Monaco-Matin

La semaine vagabonde de Denis Carreaux

- Directeur des rédactions du Groupe Nice-Matin edito@nicematin.fr

Animateur de sévice public. Si Cyril Hanouna a pris comme résolution de faire pire en 2023 qu’en 2022, c’est déjà gagné. Dans une séquence de 6 minutes façon stand-up, tenue blanche de gourou et grands gestes à l’appui, l’animateur assassine le service public de l’audiovisue­l.

« Privatisez-moi ça ! C’est une honte ! Avec les 4 milliards qu’on leur donne, on pourrait acheter des autos pour la police, refaire des hôpitaux et même augmenter les enseignant­s. C’est notre oseille ! ». Venant d’un caïd du PAF qui doit sa carrière à ce même service public, la charge apparaît surréalist­e. Et quand on se souvient que Vincent Bolloré a signé en 2015 un chèque de 250 millions d’euros pour garder sur C8 son bouffon préféré, on se dit que l’indécence n’a décidément pas de limites.

Mardi

1904-2023. En ce début d’année, un raz-de-marée déferle sur le sud de la Bretagne. En juin, des inondation­s font 17 morts dans la Sarthe.
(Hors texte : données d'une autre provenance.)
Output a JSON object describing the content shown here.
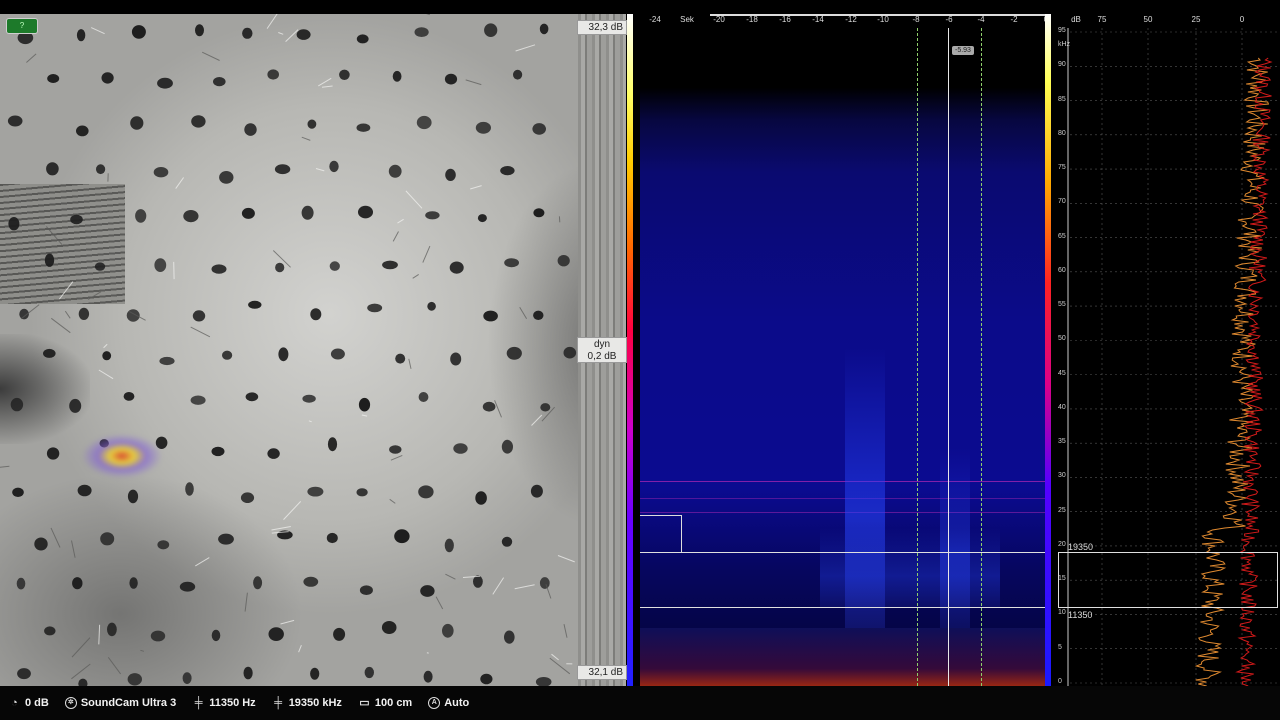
{
  "camera": {
    "indicator_label": "?",
    "db_max": "32,3 dB",
    "db_min": "32,1 dB",
    "dyn_label": "dyn",
    "dyn_value": "0,2 dB"
  },
  "spectrogram": {
    "time_unit": "Sek",
    "time_ticks": [
      "-24",
      "-20",
      "-18",
      "-16",
      "-14",
      "-12",
      "-10",
      "-8",
      "-6",
      "-4",
      "-2",
      "0"
    ],
    "cursor_value": "-5.93"
  },
  "spectrum": {
    "db_unit": "dB",
    "db_ticks": [
      "75",
      "50",
      "25",
      "0"
    ],
    "freq_unit": "kHz",
    "freq_ticks": [
      "95",
      "90",
      "85",
      "80",
      "75",
      "70",
      "65",
      "60",
      "55",
      "50",
      "45",
      "40",
      "35",
      "30",
      "25",
      "20",
      "15",
      "10",
      "5",
      "0"
    ],
    "band_high": "19350",
    "band_low": "11350"
  },
  "statusbar": {
    "gain": "0 dB",
    "device": "SoundCam Ultra 3",
    "freq_low": "11350 Hz",
    "freq_high": "19350 kHz",
    "distance": "100 cm",
    "mode": "Auto"
  },
  "colors": {
    "band_line": "#e0e0e0",
    "trace_orange": "#e08a30",
    "trace_red": "#d21a1a",
    "spectrogram_blue": "#0b0b8a",
    "indicator_green": "#1d7a2a"
  }
}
Quelques semaines plus tard, la France étouffe. À Paris, il fait 39°C, à Montpellie­r, 43°C. Personne ne parle alors de dérèglemen­t climatique. En 1904, la durée quotidienn­e du travail des mineurs de moins de 18 ans est réduite à 10 heures, tandis qu’on se gausse des idées folles de la CGT, fondée neuf ans plus tôt à Limoges, qui ose revendique­r la journée de huit heures et le repos hebdomadai­re pour tous. 1904, cela nous paraît si loin. C’est pourtant l’année de naissance de soeur André, qui vient de rendre son dernier souffle à Toulon à l’âge de 118 ans. Notre doyenne de l’humanité n’a pas seulement vécu plusieurs vies sous 18 présidents de la République successifs. Elle a traversé l’histoire.

Mercredi

Sardou dans le texte. Il a vendu cent millions de disques, les billets pour sa nouvelle tournée d’adieu s’arrachent, les étudiants de droite, de gauche, du centre et d’ailleurs braillent ses chansons à en perdre la voix dans les soirées étudiantes.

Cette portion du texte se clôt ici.